Recently, Tebaldi has allowed herself a few of the luxuries expected of a full-fledged diva. She has remodeled a ten-room apartment in Milan and crammed it with antiques she picked up all over the world. She travels now with a maid, a secretary and 30 pieces of luggage, into which she crams 70 pairs of shoes, 50 dresses and five mink coats. She indulges herself in jewelry—necklaces, fat rings, pearl and diamond earrings—and she plans to buy a big American car.

Neither success nor the passage of time has reconciled Tebaldi to her father, whom she resents almost as fiercely as she adored her mother, for having deserted his family. He has written Renata hundreds of letters but has never received a reply. Several years ago, when Renata was scheduled to sing in Reggio Emilia, where her father now lives, he wrote her how much he looked forward to seeing her again. Renata cabled the manager of the local theater that she would walk out if her father were in the house.

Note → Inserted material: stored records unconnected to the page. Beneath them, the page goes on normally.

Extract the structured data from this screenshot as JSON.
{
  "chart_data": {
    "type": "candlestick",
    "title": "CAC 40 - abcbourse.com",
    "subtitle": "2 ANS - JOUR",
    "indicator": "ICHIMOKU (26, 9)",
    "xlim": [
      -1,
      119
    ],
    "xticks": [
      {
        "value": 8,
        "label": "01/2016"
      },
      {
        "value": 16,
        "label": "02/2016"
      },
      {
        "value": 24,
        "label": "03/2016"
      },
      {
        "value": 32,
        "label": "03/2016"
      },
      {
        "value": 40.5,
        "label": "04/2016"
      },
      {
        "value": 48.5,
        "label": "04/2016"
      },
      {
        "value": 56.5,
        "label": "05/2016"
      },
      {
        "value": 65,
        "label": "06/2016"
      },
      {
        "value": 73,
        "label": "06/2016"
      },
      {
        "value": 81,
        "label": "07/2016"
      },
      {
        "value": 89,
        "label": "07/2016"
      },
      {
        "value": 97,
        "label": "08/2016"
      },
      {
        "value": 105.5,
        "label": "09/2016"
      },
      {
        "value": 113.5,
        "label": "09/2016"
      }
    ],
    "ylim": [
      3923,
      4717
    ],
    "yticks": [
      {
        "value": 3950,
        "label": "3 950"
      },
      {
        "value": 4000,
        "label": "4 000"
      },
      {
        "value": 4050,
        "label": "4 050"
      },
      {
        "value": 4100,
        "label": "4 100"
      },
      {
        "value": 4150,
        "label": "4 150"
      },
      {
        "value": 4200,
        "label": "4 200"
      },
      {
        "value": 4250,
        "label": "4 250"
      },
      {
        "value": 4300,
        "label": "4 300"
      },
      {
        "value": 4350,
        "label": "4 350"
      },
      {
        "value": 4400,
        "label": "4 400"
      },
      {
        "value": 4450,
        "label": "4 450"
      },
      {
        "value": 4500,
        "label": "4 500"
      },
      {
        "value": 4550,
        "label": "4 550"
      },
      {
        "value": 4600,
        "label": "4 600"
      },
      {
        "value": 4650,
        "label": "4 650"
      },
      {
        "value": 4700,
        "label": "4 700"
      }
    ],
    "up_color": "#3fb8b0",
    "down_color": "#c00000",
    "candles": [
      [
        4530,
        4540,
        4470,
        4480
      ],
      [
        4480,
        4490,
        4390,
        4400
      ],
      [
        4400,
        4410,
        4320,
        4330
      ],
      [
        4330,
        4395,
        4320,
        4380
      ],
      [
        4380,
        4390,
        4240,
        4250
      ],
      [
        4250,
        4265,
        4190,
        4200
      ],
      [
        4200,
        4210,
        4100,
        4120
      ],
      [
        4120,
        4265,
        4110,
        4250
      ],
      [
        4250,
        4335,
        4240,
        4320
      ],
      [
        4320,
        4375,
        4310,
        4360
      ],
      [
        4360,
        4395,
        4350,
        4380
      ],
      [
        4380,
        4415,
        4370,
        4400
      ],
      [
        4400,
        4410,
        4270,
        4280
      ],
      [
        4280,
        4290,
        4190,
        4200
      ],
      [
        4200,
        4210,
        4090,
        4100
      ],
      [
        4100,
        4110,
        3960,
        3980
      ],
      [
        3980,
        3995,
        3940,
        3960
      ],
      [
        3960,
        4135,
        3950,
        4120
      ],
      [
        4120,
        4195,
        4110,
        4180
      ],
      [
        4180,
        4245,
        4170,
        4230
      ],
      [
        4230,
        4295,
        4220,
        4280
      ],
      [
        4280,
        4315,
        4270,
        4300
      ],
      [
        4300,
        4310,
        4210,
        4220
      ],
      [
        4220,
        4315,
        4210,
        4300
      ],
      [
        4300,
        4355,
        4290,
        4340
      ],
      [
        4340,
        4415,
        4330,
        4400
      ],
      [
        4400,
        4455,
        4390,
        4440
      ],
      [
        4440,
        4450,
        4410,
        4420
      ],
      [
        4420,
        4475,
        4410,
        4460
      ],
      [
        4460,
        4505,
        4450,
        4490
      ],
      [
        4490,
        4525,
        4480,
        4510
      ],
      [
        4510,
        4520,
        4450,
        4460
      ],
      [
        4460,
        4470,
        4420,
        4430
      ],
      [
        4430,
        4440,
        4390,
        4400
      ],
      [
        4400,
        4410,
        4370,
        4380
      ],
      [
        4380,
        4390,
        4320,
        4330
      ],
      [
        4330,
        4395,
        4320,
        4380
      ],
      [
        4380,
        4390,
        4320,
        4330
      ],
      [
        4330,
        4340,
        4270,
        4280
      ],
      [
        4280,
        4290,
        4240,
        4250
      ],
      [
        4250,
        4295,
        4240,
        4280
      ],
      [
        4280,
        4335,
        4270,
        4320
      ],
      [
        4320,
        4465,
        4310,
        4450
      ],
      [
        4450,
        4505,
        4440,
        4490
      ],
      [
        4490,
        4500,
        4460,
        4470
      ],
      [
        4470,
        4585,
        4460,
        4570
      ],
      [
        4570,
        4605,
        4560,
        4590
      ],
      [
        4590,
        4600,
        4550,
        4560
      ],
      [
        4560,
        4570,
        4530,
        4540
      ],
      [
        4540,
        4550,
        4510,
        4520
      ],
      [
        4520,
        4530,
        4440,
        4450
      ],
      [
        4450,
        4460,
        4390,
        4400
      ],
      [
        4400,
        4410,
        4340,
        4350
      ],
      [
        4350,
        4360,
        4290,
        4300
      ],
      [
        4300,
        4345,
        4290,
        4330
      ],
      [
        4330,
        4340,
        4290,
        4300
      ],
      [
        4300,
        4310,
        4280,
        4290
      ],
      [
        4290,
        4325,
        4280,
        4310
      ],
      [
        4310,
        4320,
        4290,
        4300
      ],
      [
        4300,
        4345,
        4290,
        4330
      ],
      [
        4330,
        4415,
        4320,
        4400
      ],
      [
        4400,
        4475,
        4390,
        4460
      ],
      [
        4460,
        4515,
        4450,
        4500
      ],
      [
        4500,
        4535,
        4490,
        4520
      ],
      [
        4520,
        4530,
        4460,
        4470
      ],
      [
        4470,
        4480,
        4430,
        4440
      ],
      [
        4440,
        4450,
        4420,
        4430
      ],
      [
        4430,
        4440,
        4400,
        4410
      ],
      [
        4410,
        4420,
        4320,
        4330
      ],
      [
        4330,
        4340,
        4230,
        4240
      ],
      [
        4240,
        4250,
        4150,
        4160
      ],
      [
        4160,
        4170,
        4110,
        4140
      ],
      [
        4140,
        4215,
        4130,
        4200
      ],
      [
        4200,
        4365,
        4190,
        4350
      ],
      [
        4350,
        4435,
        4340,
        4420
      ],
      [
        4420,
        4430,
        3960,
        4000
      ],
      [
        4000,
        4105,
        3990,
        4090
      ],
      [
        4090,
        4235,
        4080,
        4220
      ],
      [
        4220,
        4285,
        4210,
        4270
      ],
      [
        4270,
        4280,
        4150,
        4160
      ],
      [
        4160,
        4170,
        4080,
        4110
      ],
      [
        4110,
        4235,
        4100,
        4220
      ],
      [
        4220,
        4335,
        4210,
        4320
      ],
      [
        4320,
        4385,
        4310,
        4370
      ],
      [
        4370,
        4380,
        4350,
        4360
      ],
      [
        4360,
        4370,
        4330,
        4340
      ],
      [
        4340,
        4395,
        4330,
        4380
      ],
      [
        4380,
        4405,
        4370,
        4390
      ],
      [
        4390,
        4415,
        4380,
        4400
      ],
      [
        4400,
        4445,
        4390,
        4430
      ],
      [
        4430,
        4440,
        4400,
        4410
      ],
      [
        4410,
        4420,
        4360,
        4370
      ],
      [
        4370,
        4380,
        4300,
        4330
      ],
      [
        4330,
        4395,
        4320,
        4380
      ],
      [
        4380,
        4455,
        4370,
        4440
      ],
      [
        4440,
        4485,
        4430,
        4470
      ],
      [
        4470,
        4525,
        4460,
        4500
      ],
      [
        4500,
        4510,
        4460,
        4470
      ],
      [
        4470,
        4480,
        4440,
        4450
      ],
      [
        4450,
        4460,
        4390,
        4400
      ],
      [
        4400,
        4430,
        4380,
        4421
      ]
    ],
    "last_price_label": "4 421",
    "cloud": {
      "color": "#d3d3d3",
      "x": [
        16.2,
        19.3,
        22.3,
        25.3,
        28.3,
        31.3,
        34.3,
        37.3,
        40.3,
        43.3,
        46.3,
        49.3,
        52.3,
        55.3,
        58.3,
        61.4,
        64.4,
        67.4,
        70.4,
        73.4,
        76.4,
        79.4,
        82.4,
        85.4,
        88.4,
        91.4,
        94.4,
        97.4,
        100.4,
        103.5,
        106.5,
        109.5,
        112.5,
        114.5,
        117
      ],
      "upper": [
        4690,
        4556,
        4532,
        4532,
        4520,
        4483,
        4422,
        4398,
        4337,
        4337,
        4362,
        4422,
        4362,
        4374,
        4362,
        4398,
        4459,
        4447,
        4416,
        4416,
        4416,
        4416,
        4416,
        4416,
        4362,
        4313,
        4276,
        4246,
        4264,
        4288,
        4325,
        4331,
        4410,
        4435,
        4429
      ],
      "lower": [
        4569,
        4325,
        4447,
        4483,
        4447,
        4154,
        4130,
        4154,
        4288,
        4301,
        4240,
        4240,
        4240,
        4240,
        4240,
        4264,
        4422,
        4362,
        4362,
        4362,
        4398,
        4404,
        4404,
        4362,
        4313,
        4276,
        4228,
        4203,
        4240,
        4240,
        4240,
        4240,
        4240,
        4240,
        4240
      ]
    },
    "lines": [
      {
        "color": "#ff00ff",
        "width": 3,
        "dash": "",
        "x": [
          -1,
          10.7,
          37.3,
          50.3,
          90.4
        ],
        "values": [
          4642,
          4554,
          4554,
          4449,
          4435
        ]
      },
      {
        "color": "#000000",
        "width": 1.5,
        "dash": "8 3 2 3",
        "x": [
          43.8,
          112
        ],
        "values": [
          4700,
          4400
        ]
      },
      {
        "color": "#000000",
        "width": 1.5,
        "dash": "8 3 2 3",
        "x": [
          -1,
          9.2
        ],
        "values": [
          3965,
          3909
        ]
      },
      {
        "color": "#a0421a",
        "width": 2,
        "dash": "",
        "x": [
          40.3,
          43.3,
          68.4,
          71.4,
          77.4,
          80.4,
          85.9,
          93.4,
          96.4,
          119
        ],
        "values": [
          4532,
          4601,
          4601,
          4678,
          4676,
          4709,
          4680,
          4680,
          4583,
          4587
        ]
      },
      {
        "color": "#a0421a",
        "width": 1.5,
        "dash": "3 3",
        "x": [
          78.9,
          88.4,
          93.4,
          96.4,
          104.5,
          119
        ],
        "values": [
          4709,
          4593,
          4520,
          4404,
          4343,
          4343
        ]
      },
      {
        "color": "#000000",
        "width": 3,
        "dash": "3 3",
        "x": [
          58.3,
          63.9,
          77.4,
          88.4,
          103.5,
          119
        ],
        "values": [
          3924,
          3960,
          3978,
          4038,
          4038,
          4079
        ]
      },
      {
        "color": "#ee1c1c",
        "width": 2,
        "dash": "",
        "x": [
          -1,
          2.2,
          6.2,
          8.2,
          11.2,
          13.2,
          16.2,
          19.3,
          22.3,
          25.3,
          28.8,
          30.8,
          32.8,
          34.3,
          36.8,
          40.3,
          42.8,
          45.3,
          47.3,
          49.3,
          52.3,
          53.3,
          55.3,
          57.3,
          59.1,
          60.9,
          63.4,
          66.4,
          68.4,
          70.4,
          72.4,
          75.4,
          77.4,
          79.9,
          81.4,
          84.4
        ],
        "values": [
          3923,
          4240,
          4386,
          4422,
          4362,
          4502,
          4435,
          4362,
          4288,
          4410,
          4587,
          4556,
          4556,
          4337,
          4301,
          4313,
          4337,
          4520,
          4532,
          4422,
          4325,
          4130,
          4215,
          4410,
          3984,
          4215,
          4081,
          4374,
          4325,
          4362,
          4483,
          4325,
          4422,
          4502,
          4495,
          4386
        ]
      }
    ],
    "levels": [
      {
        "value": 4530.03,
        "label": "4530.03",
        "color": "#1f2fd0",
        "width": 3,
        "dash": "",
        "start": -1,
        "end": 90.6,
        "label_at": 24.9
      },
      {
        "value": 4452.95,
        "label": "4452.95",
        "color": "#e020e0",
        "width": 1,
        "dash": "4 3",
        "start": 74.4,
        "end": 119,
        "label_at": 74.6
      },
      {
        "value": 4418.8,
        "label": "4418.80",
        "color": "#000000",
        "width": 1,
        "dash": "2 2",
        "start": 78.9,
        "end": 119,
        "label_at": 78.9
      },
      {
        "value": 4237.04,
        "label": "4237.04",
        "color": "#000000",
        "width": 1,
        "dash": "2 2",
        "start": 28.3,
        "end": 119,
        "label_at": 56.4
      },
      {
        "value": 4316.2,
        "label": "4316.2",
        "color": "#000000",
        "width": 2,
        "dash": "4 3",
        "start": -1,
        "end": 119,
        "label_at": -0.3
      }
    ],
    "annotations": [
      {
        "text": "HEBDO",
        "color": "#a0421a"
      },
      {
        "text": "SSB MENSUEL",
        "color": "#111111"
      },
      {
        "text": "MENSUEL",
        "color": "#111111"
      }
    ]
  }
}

"It Must Be So." With summer festivals extending opera into a year-round enterprise, and with operatic recordings gushing forth in unprecedented profusion, the life of a globetrotting soprano has taken on a frenetic quality that would have astounded the great voices of a more leisurely age. Tebaldi will sing 22 performances at the Met this season (Tosca, Cio-Cio-San, Mimi, Desdemona and Manon Lescaut), will then take a swing about the country on a recital tour, move on to Havana, Rome, Naples, then make her Paris Opera debut, go on to the Vienna Opera. July will be given over mostly to new recordings in Rome. Tebaldi's pace would probably be even more furious if it were not for the fact that she finds it "a sufferance to get into a plane," and consequently travels almost exclusively by train and boat.

Not even her staunchest supporters would claim that Tebaldi is a great or even a highly gifted actress. A tall (5 ft. 10 in.), ample woman with a handsome, highbrowed face, she generally moves through her roles with a kind of stolid and unvarying grace that sometimes reduces opera's garish-hued passions to a decorator's cool blues and whites.